Lactating Holstein cows in three herds were enrolled in a study at the time of nonpregnancy diagnosis. Cows were assigned to a resynchronization program based on ovarian structures determined by transrectal ultrasonography. Three resynchronization treatments were employed starting on the day of open diagnosis to test: (1) accuracy of ultrasound technician’s ability to identify a functional corpus luteum (CL); (2) whether an initial GnRH injection is required to start resynchronization when a CL is present at nonpregnant diagnosis (Short Synch: PGF — 24 hours — PGF — 32 hours — GnRH — 16 hours — timed artificial insemination [AI]); and (3) whether applying progesterone to cows without a CL as part of a traditional Ovsynch program (CIDR + Ovsynch: GnRH + CIDR insert — 7 days — PGF + CIDR removal — 24 hours — PGF — 32 hours — GnRH — 16 hours — timed AI) would be equivalent to a standard Ovsynch program (same as CIDR-Ovsynch treatment but no CIDR was applied).
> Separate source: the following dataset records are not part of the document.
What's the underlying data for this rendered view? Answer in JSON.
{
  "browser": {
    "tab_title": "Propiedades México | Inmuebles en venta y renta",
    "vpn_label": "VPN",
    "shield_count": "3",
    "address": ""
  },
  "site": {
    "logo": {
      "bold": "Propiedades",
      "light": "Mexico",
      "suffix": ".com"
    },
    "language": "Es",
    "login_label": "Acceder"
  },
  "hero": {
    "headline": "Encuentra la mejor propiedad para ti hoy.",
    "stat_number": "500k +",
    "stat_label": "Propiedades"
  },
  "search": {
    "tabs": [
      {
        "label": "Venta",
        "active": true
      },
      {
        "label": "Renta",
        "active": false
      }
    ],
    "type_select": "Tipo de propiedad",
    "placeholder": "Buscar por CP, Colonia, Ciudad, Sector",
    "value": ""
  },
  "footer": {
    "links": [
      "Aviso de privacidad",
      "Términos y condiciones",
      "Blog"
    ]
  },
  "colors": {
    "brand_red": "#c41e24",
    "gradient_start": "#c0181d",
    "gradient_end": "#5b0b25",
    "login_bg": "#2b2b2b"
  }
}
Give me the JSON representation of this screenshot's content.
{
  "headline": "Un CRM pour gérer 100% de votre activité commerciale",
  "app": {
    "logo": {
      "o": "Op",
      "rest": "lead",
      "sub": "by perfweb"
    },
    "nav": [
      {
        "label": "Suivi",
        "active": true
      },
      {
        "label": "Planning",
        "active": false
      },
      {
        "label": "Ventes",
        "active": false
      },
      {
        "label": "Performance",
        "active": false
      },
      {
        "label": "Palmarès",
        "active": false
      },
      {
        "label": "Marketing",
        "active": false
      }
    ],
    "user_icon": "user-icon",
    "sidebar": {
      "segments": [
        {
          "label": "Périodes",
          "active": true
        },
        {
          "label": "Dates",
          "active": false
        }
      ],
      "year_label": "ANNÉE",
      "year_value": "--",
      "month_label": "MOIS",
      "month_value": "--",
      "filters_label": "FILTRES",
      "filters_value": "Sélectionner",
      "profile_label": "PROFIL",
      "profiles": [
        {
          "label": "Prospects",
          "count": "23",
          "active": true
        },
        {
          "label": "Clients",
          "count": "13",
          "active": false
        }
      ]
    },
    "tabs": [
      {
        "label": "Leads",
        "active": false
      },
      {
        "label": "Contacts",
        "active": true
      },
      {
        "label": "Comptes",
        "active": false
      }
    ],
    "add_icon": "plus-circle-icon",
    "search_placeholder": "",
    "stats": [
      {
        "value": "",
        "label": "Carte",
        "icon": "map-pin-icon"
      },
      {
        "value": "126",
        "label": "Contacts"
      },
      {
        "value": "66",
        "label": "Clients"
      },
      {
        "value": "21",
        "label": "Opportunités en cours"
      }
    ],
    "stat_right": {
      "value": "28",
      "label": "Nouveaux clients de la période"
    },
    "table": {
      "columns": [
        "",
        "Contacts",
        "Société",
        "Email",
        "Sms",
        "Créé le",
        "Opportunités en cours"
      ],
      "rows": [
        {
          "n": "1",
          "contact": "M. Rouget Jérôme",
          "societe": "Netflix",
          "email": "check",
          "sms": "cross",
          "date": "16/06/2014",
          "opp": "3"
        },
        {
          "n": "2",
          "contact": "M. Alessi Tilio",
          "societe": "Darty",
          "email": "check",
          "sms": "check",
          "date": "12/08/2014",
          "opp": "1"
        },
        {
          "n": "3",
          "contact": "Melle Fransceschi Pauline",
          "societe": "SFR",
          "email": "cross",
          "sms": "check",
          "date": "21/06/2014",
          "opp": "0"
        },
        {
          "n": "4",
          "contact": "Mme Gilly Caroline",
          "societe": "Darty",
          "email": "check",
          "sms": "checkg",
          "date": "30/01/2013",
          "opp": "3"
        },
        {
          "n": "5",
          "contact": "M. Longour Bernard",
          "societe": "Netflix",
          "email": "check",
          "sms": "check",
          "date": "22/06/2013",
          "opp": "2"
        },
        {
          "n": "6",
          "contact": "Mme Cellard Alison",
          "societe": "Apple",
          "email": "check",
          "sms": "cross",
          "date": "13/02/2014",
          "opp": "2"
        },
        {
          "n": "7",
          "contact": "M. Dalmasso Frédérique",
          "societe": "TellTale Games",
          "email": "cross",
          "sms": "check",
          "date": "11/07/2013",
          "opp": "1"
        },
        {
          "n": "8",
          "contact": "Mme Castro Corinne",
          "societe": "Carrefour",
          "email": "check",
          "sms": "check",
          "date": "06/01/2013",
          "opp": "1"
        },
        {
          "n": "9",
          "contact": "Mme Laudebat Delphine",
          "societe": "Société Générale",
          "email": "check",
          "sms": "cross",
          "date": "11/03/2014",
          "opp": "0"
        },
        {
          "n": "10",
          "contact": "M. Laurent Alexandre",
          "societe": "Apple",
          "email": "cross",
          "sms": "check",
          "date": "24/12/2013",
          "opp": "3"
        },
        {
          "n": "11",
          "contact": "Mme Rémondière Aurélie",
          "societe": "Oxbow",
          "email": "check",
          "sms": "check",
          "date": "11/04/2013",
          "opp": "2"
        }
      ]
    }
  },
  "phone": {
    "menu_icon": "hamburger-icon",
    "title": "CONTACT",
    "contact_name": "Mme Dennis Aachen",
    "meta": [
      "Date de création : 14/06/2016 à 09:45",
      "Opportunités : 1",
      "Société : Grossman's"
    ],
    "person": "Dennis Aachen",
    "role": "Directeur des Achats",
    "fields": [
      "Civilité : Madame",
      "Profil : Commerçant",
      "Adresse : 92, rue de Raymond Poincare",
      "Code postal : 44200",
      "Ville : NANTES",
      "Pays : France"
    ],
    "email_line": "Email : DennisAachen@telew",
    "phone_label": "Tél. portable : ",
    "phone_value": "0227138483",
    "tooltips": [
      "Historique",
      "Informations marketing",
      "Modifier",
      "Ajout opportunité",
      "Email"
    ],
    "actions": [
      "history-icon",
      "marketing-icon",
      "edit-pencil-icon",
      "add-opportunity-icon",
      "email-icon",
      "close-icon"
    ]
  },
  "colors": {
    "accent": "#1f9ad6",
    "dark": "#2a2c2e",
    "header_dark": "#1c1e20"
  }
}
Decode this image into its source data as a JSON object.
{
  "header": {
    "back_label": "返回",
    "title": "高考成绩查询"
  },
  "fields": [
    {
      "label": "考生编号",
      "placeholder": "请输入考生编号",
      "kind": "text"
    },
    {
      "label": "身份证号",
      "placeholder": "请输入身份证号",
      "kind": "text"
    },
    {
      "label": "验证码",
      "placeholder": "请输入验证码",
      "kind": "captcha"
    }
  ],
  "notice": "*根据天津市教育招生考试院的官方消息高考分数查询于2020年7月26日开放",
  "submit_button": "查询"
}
Treatments produced similar proportions of pregnancies per AI, with a tendency for increased fertility when the first injection of GnRH was administered as part of a standard Ovsynch. The technician’s ability to detect a functional CL was more accurate when the CL visualized was actually functional (progesterone ≥ 1 ng/mL) than when it was not functional (progesterone < 1 ng/mL). Although pregnancy outcomes tended to improve when cows were treated with Ovsynch compared with Short Synch, when a functional CL was accurately detected, pregnancy outcomes did not differ. Technician accuracy for detecting a functional CL is important for improving pregnancy outcomes when applying the Short Synch treatment.